ピエール・ルメートルの『わが母なるロージー』を読む。カミーユ・ヴェルーヴェン警部の登場する一作ではあるが、いわゆるイレーヌ、アレックス、カミーユの三部作には入らない番外的な中編である。
パリ市内で爆破事件が発生した。まもなくジャンという青年が警察に出頭し、自分が犯人であり、カミーユ警部にだけ話をしたいと告げる。
さっそく駆けつけたカミーユに、ジャンは恐るべき取引を持ちかけた。爆弾はあと六つが残されており、毎日9時に爆破する。それが嫌なら、殺人罪で勾留されているジャンの母親ロージーと自分に300万ユーロを渡し、オーストラリアへ無罪釈放させろというのだ。だがカミーユはジャンの真の狙いが別にあるのではと考えるが……。

設定はすこぶる魅力的だ。爆弾のタイムリミットが迫る中、カミーユは犯人との心理的な闘いに挑むわけで、この二人のやりとりと爆弾の捜索が同時進行で描かれる。これが実に面白い.
しかし、いかんせん短い。中編ゆえあまり書き込めなかったのはわかるが、本来であれば最低でもこの倍の分量で、みっちりと描いてほしかったところだ。

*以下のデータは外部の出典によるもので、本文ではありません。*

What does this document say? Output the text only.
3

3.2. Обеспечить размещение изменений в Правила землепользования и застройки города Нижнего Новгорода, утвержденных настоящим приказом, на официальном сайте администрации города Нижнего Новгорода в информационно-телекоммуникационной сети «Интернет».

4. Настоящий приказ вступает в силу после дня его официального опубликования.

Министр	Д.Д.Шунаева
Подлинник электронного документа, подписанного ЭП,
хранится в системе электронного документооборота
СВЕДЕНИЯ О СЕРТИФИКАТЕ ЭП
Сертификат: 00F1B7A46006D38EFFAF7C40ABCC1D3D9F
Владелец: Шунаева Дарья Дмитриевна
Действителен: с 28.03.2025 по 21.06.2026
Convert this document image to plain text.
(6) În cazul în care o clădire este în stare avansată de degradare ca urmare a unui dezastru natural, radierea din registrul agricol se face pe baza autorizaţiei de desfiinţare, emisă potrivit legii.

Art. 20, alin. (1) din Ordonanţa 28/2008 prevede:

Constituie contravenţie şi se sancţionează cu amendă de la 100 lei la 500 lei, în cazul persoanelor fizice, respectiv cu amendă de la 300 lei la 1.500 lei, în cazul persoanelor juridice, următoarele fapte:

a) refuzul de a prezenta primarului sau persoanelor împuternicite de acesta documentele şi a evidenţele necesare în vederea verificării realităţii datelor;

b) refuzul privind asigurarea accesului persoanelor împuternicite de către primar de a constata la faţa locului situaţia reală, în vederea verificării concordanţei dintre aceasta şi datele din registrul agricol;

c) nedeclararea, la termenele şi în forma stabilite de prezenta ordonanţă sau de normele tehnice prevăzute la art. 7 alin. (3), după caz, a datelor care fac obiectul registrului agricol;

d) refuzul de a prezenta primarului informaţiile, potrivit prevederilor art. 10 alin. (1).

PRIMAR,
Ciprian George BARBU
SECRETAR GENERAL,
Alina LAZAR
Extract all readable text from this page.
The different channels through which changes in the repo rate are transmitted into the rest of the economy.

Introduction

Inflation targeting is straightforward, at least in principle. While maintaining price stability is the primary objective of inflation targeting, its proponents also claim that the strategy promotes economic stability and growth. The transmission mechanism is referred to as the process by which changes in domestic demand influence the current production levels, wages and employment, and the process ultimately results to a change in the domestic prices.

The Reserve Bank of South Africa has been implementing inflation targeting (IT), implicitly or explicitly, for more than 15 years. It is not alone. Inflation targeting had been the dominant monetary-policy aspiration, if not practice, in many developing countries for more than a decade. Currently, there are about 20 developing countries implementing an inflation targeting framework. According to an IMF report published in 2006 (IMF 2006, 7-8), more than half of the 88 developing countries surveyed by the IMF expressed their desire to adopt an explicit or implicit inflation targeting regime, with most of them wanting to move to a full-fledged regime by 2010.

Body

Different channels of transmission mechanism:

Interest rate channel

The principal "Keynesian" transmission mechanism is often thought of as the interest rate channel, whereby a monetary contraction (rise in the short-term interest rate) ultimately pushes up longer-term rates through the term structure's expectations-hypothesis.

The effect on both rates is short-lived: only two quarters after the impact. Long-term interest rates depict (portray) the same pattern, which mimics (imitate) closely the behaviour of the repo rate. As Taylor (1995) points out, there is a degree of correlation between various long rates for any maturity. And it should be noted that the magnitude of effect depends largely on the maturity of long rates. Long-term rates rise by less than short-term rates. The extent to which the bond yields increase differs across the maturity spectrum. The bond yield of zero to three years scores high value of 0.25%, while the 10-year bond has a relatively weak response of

心理描写というか登場人物の描き方もご同様。かなり魅力的な登場人物たちなのに、やはり分量的に物足りなさが残る。
ジャンはもちろん、その母親であるロージーもまたクセのある女性で、事件の背景にはこの二人の関係性が見え隠れする。なんせロージーは殺人罪で拘留中。しかも被害者が●●というのだから恐れ入る。そればかりか捜査でさらに明らかになるロージーの過去は、カミーユたちを震撼させる。
そんなロージーと逃亡しようとするジャンの気持ちがカミーユにはわからない。どこか悟りきった表情すら見せるジャンの心の奥底には何が流れているのか。ここが本作の大きなテーマにもなっているのに、それがいまひとつわかりにくい。描ききる前にラストを迎えてしまい、その結果としてジャンの動機や目的という肝心要のところまでがぼやけてしまう。
設定もストーリーもキャラクターも面白く、非常にスリリングな物語なだけに、とにかくもったいないの一言である。
なお、実はこれまでカミーユの登場する中編は、『Les Grands Moyens』と『Rosy et John』の二作あると思われていたのだが、実はこれどうやら同じ作品だったようだ。
まず、2012年に『Les Grands Moyens』が刊行され、その後、『Rosy et John』と改題されて2014年に再刊と相なったらしい。
というわけで、結局、これがカミーユ・シリーズ最後の作品ということになったのだが、ううむ、なんだか気持ち的には中途半端なので、ルメートルにはせめてもう一作だけカミーユで書いてもらえないものだろうか。